Tennessee has a three-star evaluation system for early childhood providers, but it focuses more on safety and health than quality of instruction, said Daphanie Swift, early childhood director at PeopleFirst Partnership, a coalition of business, government, academic and civic leaders.

“The vast number of child care providers in the city have a long way to go with providing quality education,” Swift said. “This new training academy is a new concept for early childhood, and we hope will raise the bar for rigor in instruction.”

Hughes said all of Porter-Leath’s 300 classrooms across the city, which serve almost 6,000 students a year, have three stars. However, only 15 classrooms reach the level of instructional quality required to be accredited by the National Association for the Education of Young Children, which Porter-Leath views as the gold standard.

PHOTO: Caroline Bauman
A worker assembles toys at the new academy.
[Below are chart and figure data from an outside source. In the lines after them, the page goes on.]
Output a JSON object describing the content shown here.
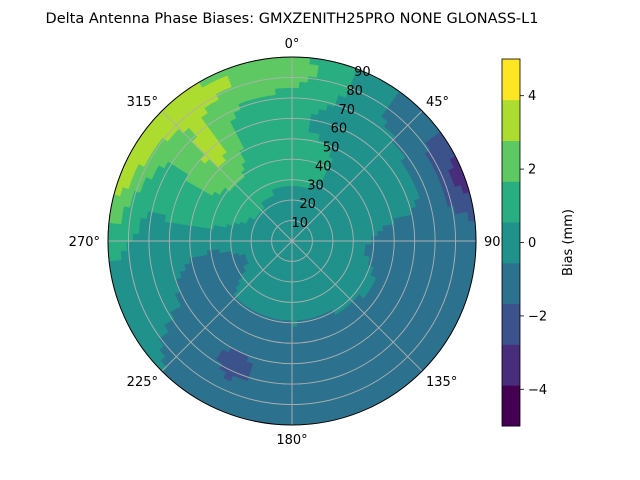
{
  "chart_data": {
    "type": "heatmap",
    "subtype": "polar-filled-contour",
    "title": "Delta Antenna Phase Biases: GMXZENITH25PRO  NONE GLONASS-L1",
    "colorbar_label": "Bias (mm)",
    "colorbar_ticks": [
      "4",
      "2",
      "0",
      "−2",
      "−4"
    ],
    "colorbar_tick_values": [
      4,
      2,
      0,
      -2,
      -4
    ],
    "colorbar_range": [
      -5,
      5
    ],
    "contour_levels": [
      -5,
      -4.5,
      -4,
      -3,
      -2.5,
      -2,
      -1,
      -0.5,
      0,
      1,
      1.5,
      2,
      3,
      3.5,
      4,
      5
    ],
    "colormap": "viridis",
    "level_colors": [
      "#440154",
      "#472d7b",
      "#3b528b",
      "#2c728e",
      "#21918c",
      "#28ae80",
      "#5ec962",
      "#addc30",
      "#fde725"
    ],
    "azimuth_labels": [
      "0°",
      "45°",
      "90°",
      "135°",
      "180°",
      "225°",
      "270°",
      "315°"
    ],
    "azimuth_values": [
      0,
      45,
      90,
      135,
      180,
      225,
      270,
      315
    ],
    "radial_labels": [
      "10",
      "20",
      "30",
      "40",
      "50",
      "60",
      "70",
      "80",
      "90"
    ],
    "radial_values": [
      10,
      20,
      30,
      40,
      50,
      60,
      70,
      80,
      90
    ],
    "radial_range": [
      0,
      90
    ],
    "theta_zero": "N",
    "theta_direction": "clockwise",
    "grid": true,
    "background_bias_mm": 0,
    "regions": [
      {
        "bias_mm": 0.7,
        "az": 0,
        "zen": 40,
        "s_az": 60,
        "s_zen": 30
      },
      {
        "bias_mm": 1.2,
        "az": 300,
        "zen": 50,
        "s_az": 25,
        "s_zen": 25
      },
      {
        "bias_mm": 2.6,
        "az": 345,
        "zen": 85,
        "s_az": 40,
        "s_zen": 16
      },
      {
        "bias_mm": 2.8,
        "az": 295,
        "zen": 90,
        "s_az": 25,
        "s_zen": 12
      },
      {
        "bias_mm": 2.0,
        "az": 320,
        "zen": 60,
        "s_az": 15,
        "s_zen": 20
      },
      {
        "bias_mm": -1.5,
        "az": 160,
        "zen": 70,
        "s_az": 65,
        "s_zen": 30
      },
      {
        "bias_mm": -1.6,
        "az": 55,
        "zen": 85,
        "s_az": 35,
        "s_zen": 18
      },
      {
        "bias_mm": -1.8,
        "az": 70,
        "zen": 90,
        "s_az": 12,
        "s_zen": 10
      },
      {
        "bias_mm": -1.2,
        "az": 95,
        "zen": 55,
        "s_az": 15,
        "s_zen": 18
      },
      {
        "bias_mm": -0.9,
        "az": 210,
        "zen": 65,
        "s_az": 20,
        "s_zen": 25
      },
      {
        "bias_mm": -1.0,
        "az": 250,
        "zen": 40,
        "s_az": 20,
        "s_zen": 20
      }
    ]
  }
}
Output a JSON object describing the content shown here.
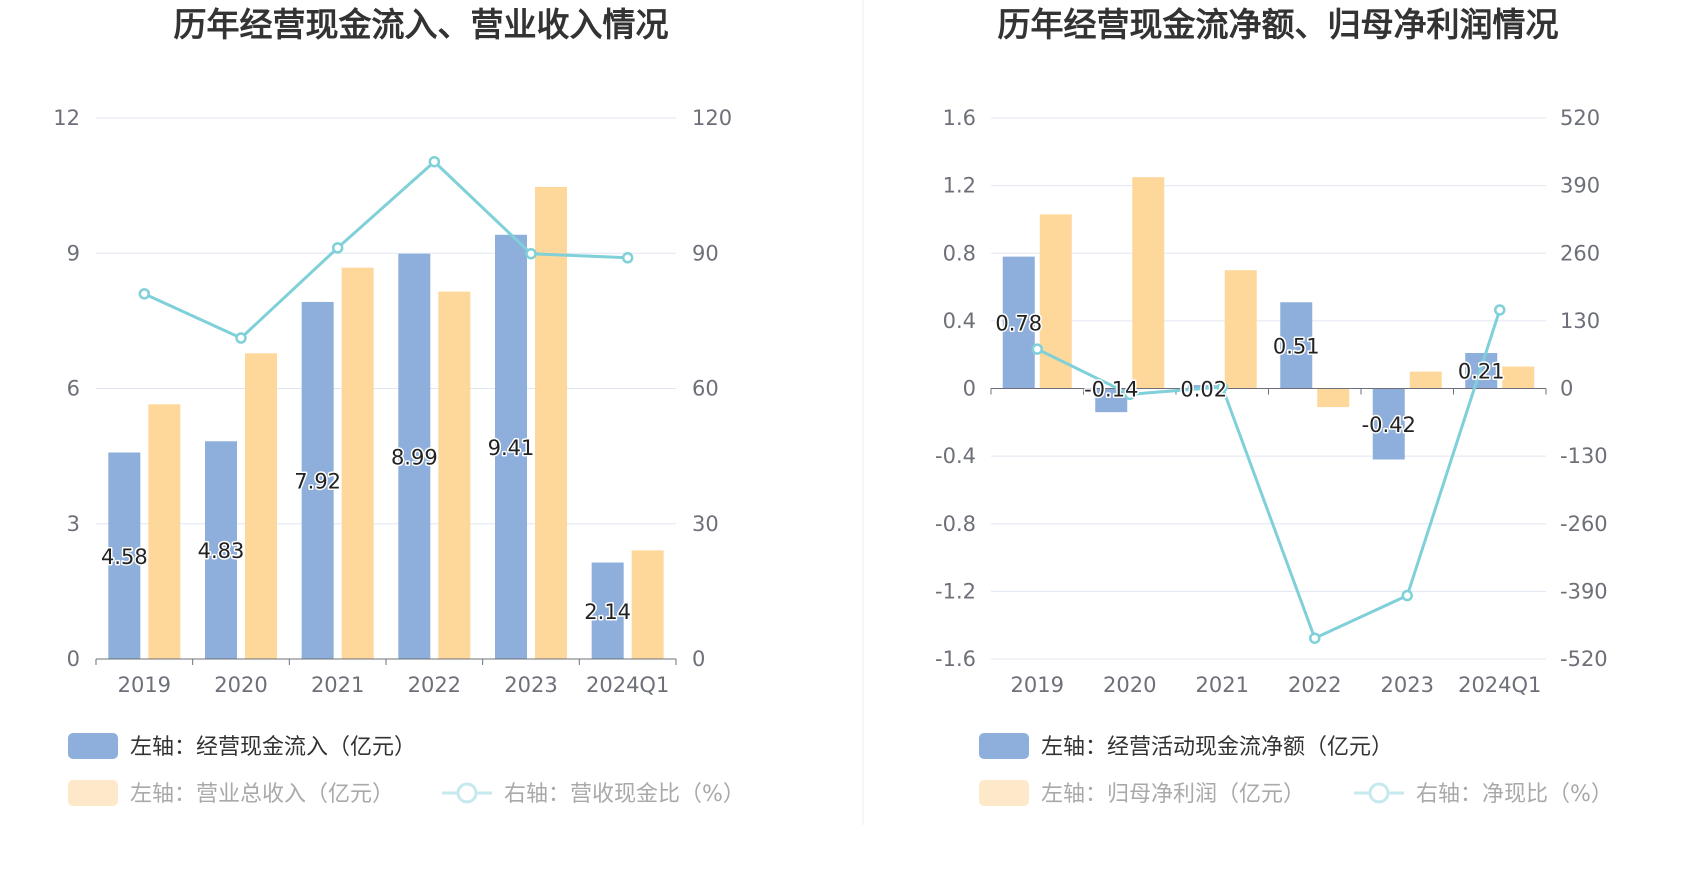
{
  "colors": {
    "bar_blue": "#8eaedb",
    "bar_orange": "#fed89b",
    "bar_orange_dim": "#fde9c9",
    "line": "#7fd0d8",
    "line_dim": "#c6e9ed",
    "grid": "#e0e6f1",
    "axis": "#6e7079",
    "divider": "#eeeeee"
  },
  "chart_data": [
    {
      "type": "bar",
      "title": "历年经营现金流入、营业收入情况",
      "categories": [
        "2019",
        "2020",
        "2021",
        "2022",
        "2023",
        "2024Q1"
      ],
      "left_axis": {
        "min": 0,
        "max": 12,
        "ticks": [
          "0",
          "3",
          "6",
          "9",
          "12"
        ]
      },
      "right_axis": {
        "min": 0,
        "max": 120,
        "ticks": [
          "0",
          "30",
          "60",
          "90",
          "120"
        ]
      },
      "series": [
        {
          "name": "左轴：经营现金流入（亿元）",
          "kind": "bar",
          "axis": "left",
          "values": [
            4.58,
            4.83,
            7.92,
            8.99,
            9.41,
            2.14
          ],
          "labels": [
            "4.58",
            "4.83",
            "7.92",
            "8.99",
            "9.41",
            "2.14"
          ]
        },
        {
          "name": "左轴：营业总收入（亿元）",
          "kind": "bar",
          "axis": "left",
          "values": [
            5.65,
            6.78,
            8.68,
            8.15,
            10.47,
            2.41
          ]
        },
        {
          "name": "右轴：营收现金比（%）",
          "kind": "line",
          "axis": "right",
          "values": [
            81,
            71.2,
            91.2,
            110.3,
            89.9,
            89
          ]
        }
      ]
    },
    {
      "type": "bar",
      "title": "历年经营现金流净额、归母净利润情况",
      "categories": [
        "2019",
        "2020",
        "2021",
        "2022",
        "2023",
        "2024Q1"
      ],
      "left_axis": {
        "min": -1.6,
        "max": 1.6,
        "ticks": [
          "-1.6",
          "-1.2",
          "-0.8",
          "-0.4",
          "0",
          "0.4",
          "0.8",
          "1.2",
          "1.6"
        ]
      },
      "right_axis": {
        "min": -520,
        "max": 520,
        "ticks": [
          "-520",
          "-390",
          "-260",
          "-130",
          "0",
          "130",
          "260",
          "390",
          "520"
        ]
      },
      "series": [
        {
          "name": "左轴：经营活动现金流净额（亿元）",
          "kind": "bar",
          "axis": "left",
          "values": [
            0.78,
            -0.14,
            0.02,
            0.51,
            -0.42,
            0.21
          ],
          "labels": [
            "0.78",
            "-0.14",
            "0.02",
            "0.51",
            "-0.42",
            "0.21"
          ]
        },
        {
          "name": "左轴：归母净利润（亿元）",
          "kind": "bar",
          "axis": "left",
          "values": [
            1.03,
            1.25,
            0.7,
            -0.11,
            0.1,
            0.13
          ]
        },
        {
          "name": "右轴：净现比（%）",
          "kind": "line",
          "axis": "right",
          "values": [
            75.7,
            -11.2,
            2.9,
            -480,
            -398,
            151
          ]
        }
      ]
    }
  ]
}
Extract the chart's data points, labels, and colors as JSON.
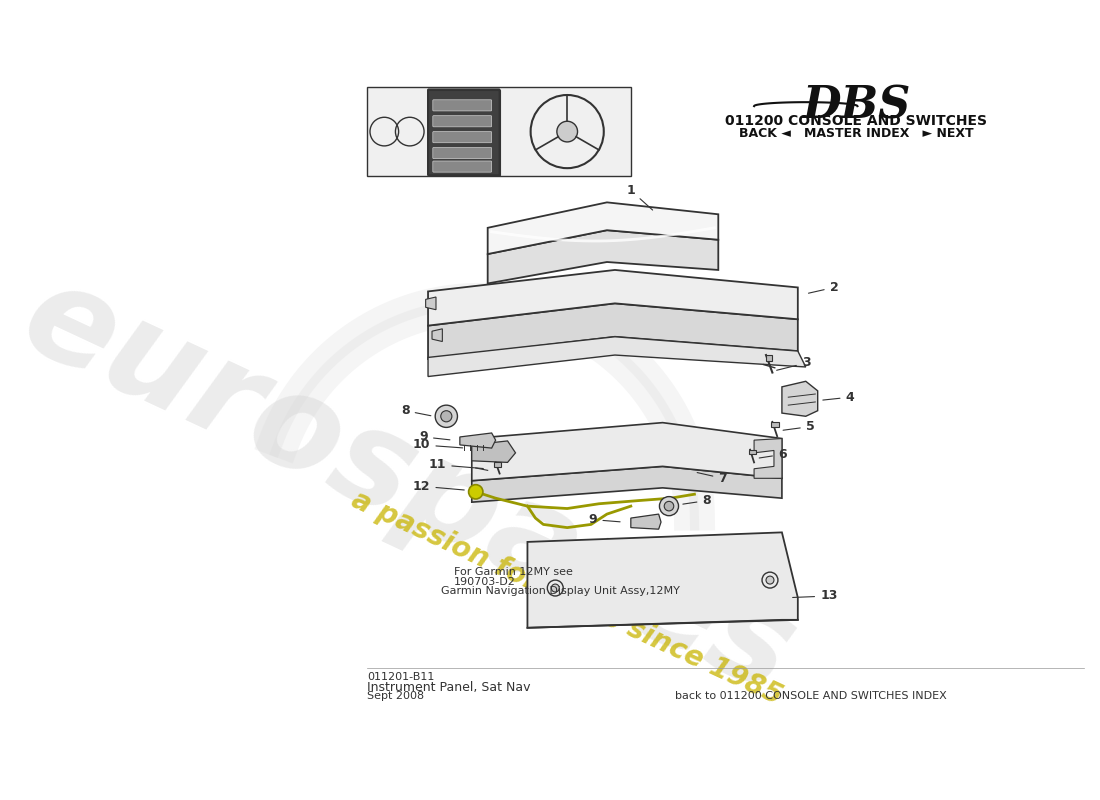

The 16 classrooms added under Porter-Leath’s new academy are significant as the city searches to provide more pre-K seats, especially in low-income areas.

The academy is located next to Alton Elementary School, a strategic move. The hope is that its pre-K students will feed the Shelby County school, which serves one of Memphis’ poorest zip codes.

Memphis has a shortage of quality pre-K seats, and the academy already has a wait list of 144 families. Estimates of how many income-eligible children lack access to quality pre-K range from 2,200 to 5,000.

Swift said that PeopleFirst Partnership will continue to push for more quality pre-K seats — and philanthropic support to pay for them. The coalition organized a pre-K summit last summer to discuss what impact a recent $70 million federal grant has made on Memphis pre-K so far.

“I think a light bulb has finally come on in the city that pre-K is a needed investment,” Swift said. “We have to pay attention to those critical years of 0-5. So much of what we’re trying to address, from crime to low third-grade reading levels, can be warned against in those early years.”